Sunday, April 8, 2012

Recognition

Mary Mary, quite contrary, how DOES that garden grow?
Look, look and you will see
all the little posies, sitting in a row.
Sitting, sitting in a row. Little posies, sitting in a row.
Waiting.
Waiting while they sit. All the little posies, sitting in a row.
Quietly.
Not contrarily.

My world is set up and waiting.  Watching. I am what they call hyper-vigilant. I have to be. I live in the shadows of a chaotic world. Confusion, noise, clutter, activity. Random rants, random tirades. I never know when I'll be summoned to silence a noisy dog or find a missing something. Called to account for a misplaced piece of trash, a random leftover, a fork not properly washed. Blasted out of contemplation by a  clip from some movie or lecture. A blast of symphony or electric guitar, accompanied by a flame of well enunciated profanity.

I look around and always there is something waiting for me to get to it. A dream, a wish, but nothing going forward. My easel sits in the corner that is invitingly arranged, but never actually used. Begay's horses hang there in their frames, but are never actually viewed. The books line up but are seldom opened, the loom is dressed, but has no where to go. I am waiting to be noticed, appreciated, remarked upon, loved. Deep depression wraps her heavy shawl around my heart and moves me from one activity to another barely pausing long enough to regroup replan, refresh, restore.

Humans need it. I need it. I need to feel like I have a place where I can go and be alone. A place where I can rest deeply and restore my vision, my will, my self esteem, my connection with self, my connection with god.

Recently, I have noted that I am lost. Truly. I have been observing myself behaving in a confused manner. My thinking is not crisp, I do not have a vision or even the ability to imagine. I am tired. I want to hibernate. I feel as though the winter has slid right by me and I never got to take a nap.

And then I begin to imagine fleeing.  Fantasy's of flight take over and I can no longer see myself here. This past week I applied for a job in New Mexico. I dream of open skies, wide spaces and the sound of silence. Of peace. I have also been reading classifieds for rentals and basically looking for the out.
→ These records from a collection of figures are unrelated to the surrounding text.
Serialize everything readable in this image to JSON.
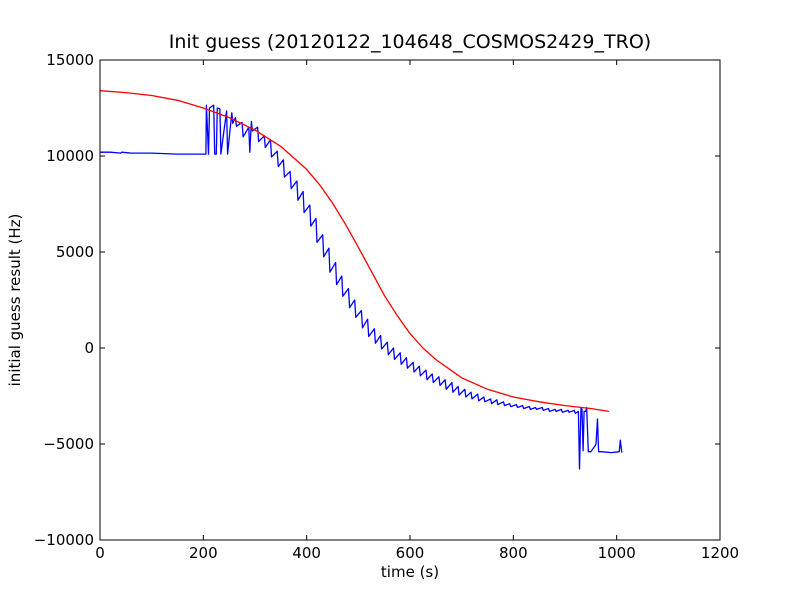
{
  "chart_data": {
    "type": "line",
    "title": "Init guess (20120122_104648_COSMOS2429_TRO)",
    "xlabel": "time (s)",
    "ylabel": "initial guess result (Hz)",
    "xlim": [
      0,
      1200
    ],
    "ylim": [
      -10000,
      15000
    ],
    "xticks": [
      0,
      200,
      400,
      600,
      800,
      1000,
      1200
    ],
    "yticks": [
      -10000,
      -5000,
      0,
      5000,
      10000,
      15000
    ],
    "xtick_labels": [
      "0",
      "200",
      "400",
      "600",
      "800",
      "1000",
      "1200"
    ],
    "ytick_labels": [
      "−10000",
      "−5000",
      "0",
      "5000",
      "10000",
      "15000"
    ],
    "grid": false,
    "legend": "none",
    "series": [
      {
        "color": "#0000ff",
        "x": [
          0,
          20,
          40,
          42,
          60,
          100,
          150,
          200,
          205,
          206,
          210,
          212,
          220,
          222,
          225,
          227,
          232,
          234,
          245,
          247,
          255,
          257,
          262,
          264,
          275,
          277,
          288,
          290,
          293,
          295,
          305,
          307,
          318,
          320,
          330,
          332,
          343,
          345,
          355,
          357,
          368,
          370,
          381,
          383,
          393,
          395,
          406,
          408,
          418,
          420,
          431,
          433,
          443,
          445,
          456,
          458,
          468,
          470,
          481,
          483,
          493,
          495,
          506,
          508,
          518,
          520,
          531,
          533,
          543,
          545,
          556,
          558,
          568,
          570,
          581,
          583,
          593,
          595,
          606,
          608,
          618,
          620,
          631,
          633,
          643,
          645,
          656,
          658,
          668,
          670,
          681,
          683,
          693,
          695,
          706,
          708,
          718,
          720,
          731,
          733,
          743,
          745,
          756,
          758,
          768,
          770,
          781,
          783,
          793,
          795,
          806,
          808,
          818,
          820,
          831,
          833,
          843,
          845,
          856,
          858,
          868,
          870,
          881,
          883,
          893,
          895,
          906,
          908,
          918,
          920,
          926,
          928,
          931,
          933,
          935,
          937,
          940,
          942,
          945,
          950,
          958,
          960,
          963,
          965,
          970,
          990,
          1005,
          1007,
          1010
        ],
        "y": [
          10200,
          10200,
          10150,
          10200,
          10150,
          10150,
          10100,
          10100,
          10100,
          12650,
          10100,
          12500,
          12650,
          10100,
          10100,
          12500,
          12450,
          10100,
          12350,
          10100,
          12250,
          11700,
          12000,
          11550,
          11750,
          11000,
          11500,
          10200,
          11800,
          11300,
          11500,
          10750,
          11050,
          10450,
          10850,
          9950,
          10250,
          9450,
          9800,
          8900,
          9200,
          8300,
          8700,
          7700,
          8150,
          7050,
          7450,
          6350,
          6750,
          5500,
          5900,
          4750,
          5200,
          3950,
          4450,
          3300,
          3750,
          2700,
          3100,
          2100,
          2500,
          1600,
          1950,
          1050,
          1500,
          600,
          1000,
          250,
          650,
          -50,
          300,
          -350,
          0,
          -600,
          -250,
          -850,
          -500,
          -1050,
          -750,
          -1250,
          -950,
          -1450,
          -1150,
          -1650,
          -1350,
          -1800,
          -1500,
          -1950,
          -1650,
          -2150,
          -1800,
          -2300,
          -2000,
          -2450,
          -2150,
          -2550,
          -2300,
          -2650,
          -2400,
          -2750,
          -2550,
          -2800,
          -2650,
          -2900,
          -2700,
          -2950,
          -2800,
          -3000,
          -2900,
          -3050,
          -2950,
          -3100,
          -3000,
          -3150,
          -3050,
          -3200,
          -3100,
          -3200,
          -3100,
          -3250,
          -3150,
          -3300,
          -3200,
          -3300,
          -3200,
          -3350,
          -3250,
          -3350,
          -3250,
          -3400,
          -3300,
          -6300,
          -3100,
          -3200,
          -5350,
          -3300,
          -3300,
          -3100,
          -5400,
          -5400,
          -5100,
          -5000,
          -3700,
          -5400,
          -5400,
          -5450,
          -5400,
          -4800,
          -5450
        ]
      },
      {
        "color": "#ff0000",
        "x": [
          0,
          50,
          100,
          150,
          200,
          250,
          300,
          350,
          400,
          425,
          450,
          475,
          500,
          525,
          550,
          575,
          600,
          625,
          650,
          700,
          750,
          800,
          850,
          900,
          950,
          985
        ],
        "y": [
          13400,
          13300,
          13150,
          12900,
          12500,
          12000,
          11350,
          10500,
          9300,
          8500,
          7550,
          6450,
          5250,
          4000,
          2750,
          1700,
          750,
          0,
          -600,
          -1550,
          -2150,
          -2550,
          -2800,
          -3000,
          -3150,
          -3300
        ]
      }
    ]
  }
}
I find myself dreaming of an rv on a piece of land.
And then, as the universe will often do, a van, an old hippy van appears to me on a drive to Augusta recently. Its a fantastic funky old hippy van... a 1974 ford set up as an rv - a camper. Hello, Baby! Only she's missing her roof. Caved in during a big snowstorm. Ouch. The Van Man says he wants to get a grand. Not bad... really. Though I wonder how much the roof will cost to repair? I wonder who could pop a salvage on top? Maybe a fiberglass repair? I need more input, help with information in order to make a decision.

Ironically, after a long talk yesterday morning I feel that PT and I are in synch again. I've been here before. I have. It is always nice and gives me hope that we can find a joyful partnership in our union. But I'm hot on this van too. I want her. My gypsy spirit is screaming to me!!! YES! YES! YES! My heart beats more quickly, I feel less burdened, less trapped. Experiencing that sense of relief, sense of happiness, sense of excitement  -I am inclined to believe that I need to pay attention!

 So, my thinking right now is to just be with this decision. I can advocate for myself that I need to have my own room and also I need to feel like I'm not trapped. That I have somewhere to go and if I have to leave this home, that I have some security about being able to provide myself and my animals with shelter and mobility. So, I'm going to get this old hippy mobile.... Wheee!!